Abbildung 1 zeigt die Vor- und Nachrechnungen für drei dialogorientierte Basissysteme (IPS = Ingenieurtechnisches Planungs- und Steuerunqssystem; SDE = Stoffdatenerfassung Produktion; AUA Auftragsabwicklung Vertrieb). Die Darstellung zeigt, daß Planabweichungen sowohl bei den Investitions(Entwicklungskosten) als auch bei den laufenden Kosten sowie bei den Nutzenvolumina zu verzeichnen sind. Bei den durch Nachrechnung ermittelten Ist-Zahlen entstehen in allen Fällen beachtliche ROI-(Return-on-Investment-)Kennzahlen, und zwar auf der Basis von hauptsächlich primären Nutzenkomponenten.

Ein ähnliches Bild ergibt sich bei den realisierten logistischen Planungs- und Steuerungssystemen. Abbildung 2 zeigt die Entwicklungskosten und die Nutzenüberschüsse für die realisierten PPS-Systeme der Materialwirtschaft. Den Entwicklungskosten insgesamt stehen Nutzenüberschüsse in fast doppelter Höhe gegenüber, wobei ein wesentlicher Teil der Nutzenüberschüsse auf die Kategorie "Steuerungsnutzen" entfällt. Hier erfordert der Nachweis des Ist-Steuerungsnutzens zwar einen höheren analytischen Aufwand; in einer Art Wahrscheinlichkeitsbewertung können jedoch nach der Methodik der "Risikoanalyse" der häufigste Wert und sein engerer Streubereich als "Quasi-Ist-Nutzen" in die Nachrechnung eingeführt werden.

In Abbildung 3 erscheinen die Nutzenkomponenten für das bei Henkel neu entwickelte "Top-Info"-Management-Informationssystem, das auf dem Gebiet der (internationalen) Konzernsteuerung und -berichterstattung eingesetzt wird. Das System basiert auf Datentransfer-Dateien, mit deren Hilfe die Umsatz-, Kosten-, Ergebnis- und Investmentdaten der verbundenen Unternehmen am dritten Arbeitstag eines jeden Monats in die zentrale "Top-Info"-Datenbank eingegeben werden. Nach Bearbeitung und Freigabe der Daten durch das Zentralcontrolling stehen der Unternehmensleitung ab dem fünften Arbeitstag die Konzernsteuerungsdaten - einschließlich der ROI/RI-Kennzahlen - zum Informationsabruf zur Verfügung.

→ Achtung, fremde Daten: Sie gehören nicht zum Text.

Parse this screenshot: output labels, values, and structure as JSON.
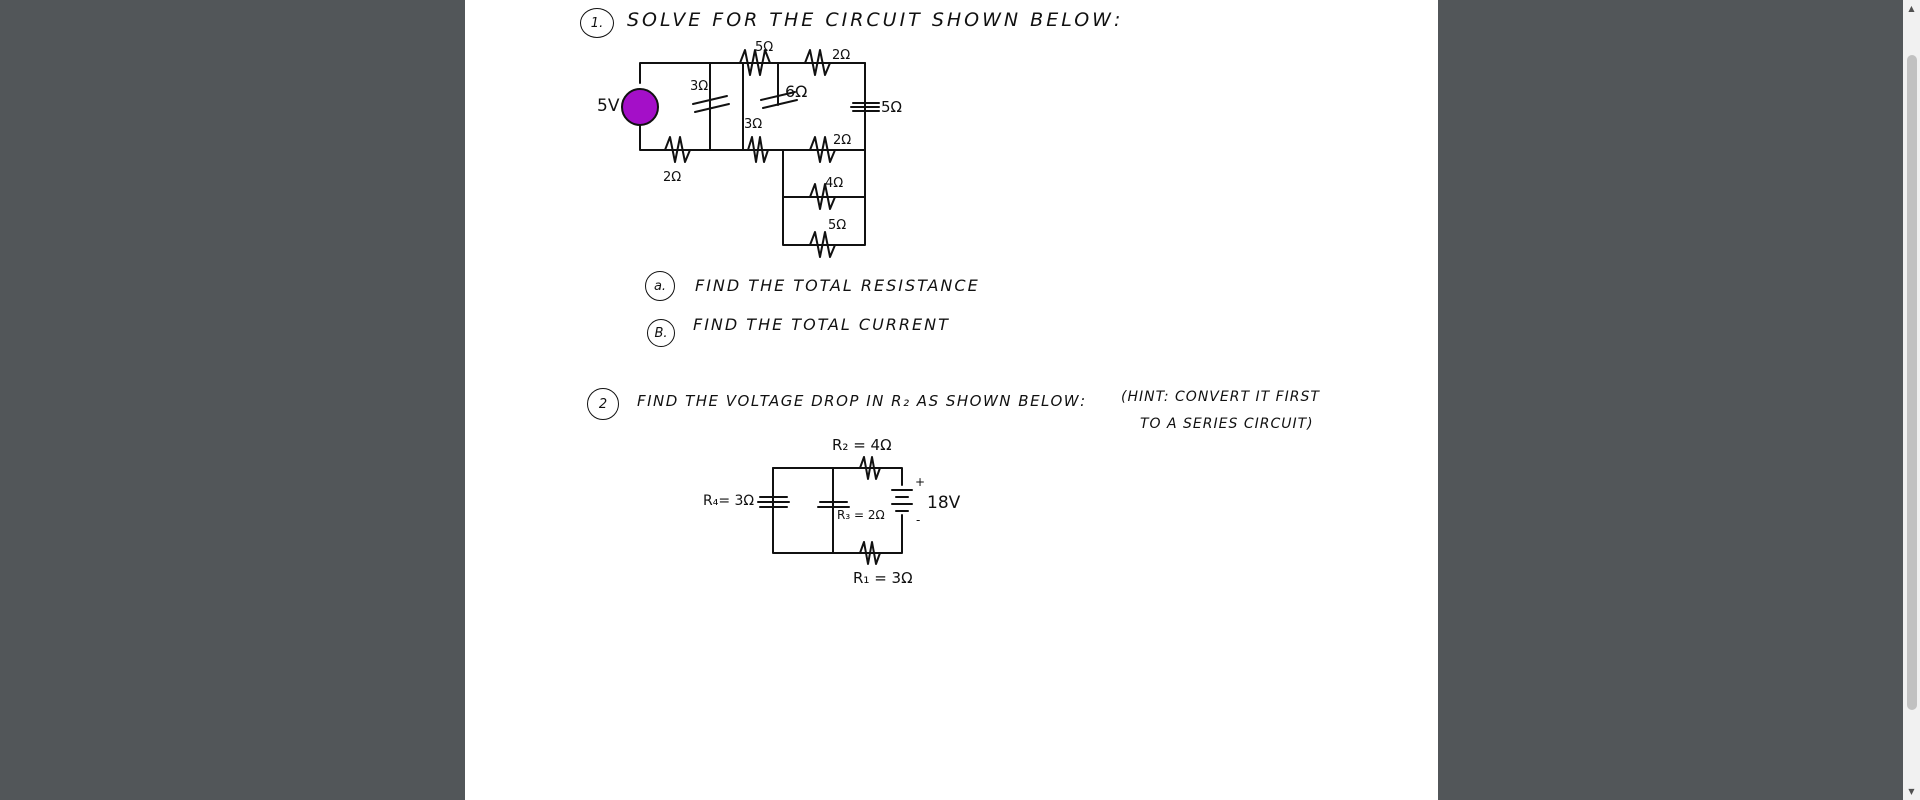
{
  "document": {
    "problem1": {
      "number": "1.",
      "text": "SOLVE FOR THE CIRCUIT SHOWN BELOW:",
      "circuit_labels": {
        "source": "5V",
        "r_5_top": "5Ω",
        "r_2_top": "2Ω",
        "r_3_left": "3Ω",
        "r_6": "6Ω",
        "r_5_right": "5Ω",
        "r_3_mid": "3Ω",
        "r_2_mid": "2Ω",
        "r_4": "4Ω",
        "r_5_low": "5Ω",
        "r_2_bottom": "2Ω"
      },
      "source_color": "#a40fc8",
      "sub_a_mark": "a.",
      "sub_a_text": "FIND THE TOTAL RESISTANCE",
      "sub_b_mark": "B.",
      "sub_b_text": "FIND THE TOTAL CURRENT"
    },
    "problem2": {
      "number": "2",
      "text": "FIND THE VOLTAGE DROP IN  R₂ AS SHOWN BELOW:",
      "hint_line1": "(HINT: CONVERT IT FIRST",
      "hint_line2": "TO A SERIES CIRCUIT)",
      "circuit_labels": {
        "r2": "R₂ = 4Ω",
        "r4": "R₄= 3Ω",
        "r3": "R₃ = 2Ω",
        "r1": "R₁ = 3Ω",
        "battery": "18V",
        "plus": "+",
        "minus": "-"
      }
    }
  },
  "scrollbar": {
    "up_icon": "triangle-up",
    "down_icon": "triangle-down"
  }
}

Das Top-Info-Management-Informationssystem ist Controlling-orientiert ausgerichtet. Es umfaßt neben direkten administrativen Nutzenkomponenten einen nicht näher quantifizierten Steuerungsnutzen. Um die Nutzenkomponenten zu realisieren, bedarf es der Umstellung des Managements und des Controllings auf ein "papierloses" Informations-Management. Das System soll in einer zweiten Stufe zu einem lernfähigen "Controller-Expertensystem" ausgebaut werden.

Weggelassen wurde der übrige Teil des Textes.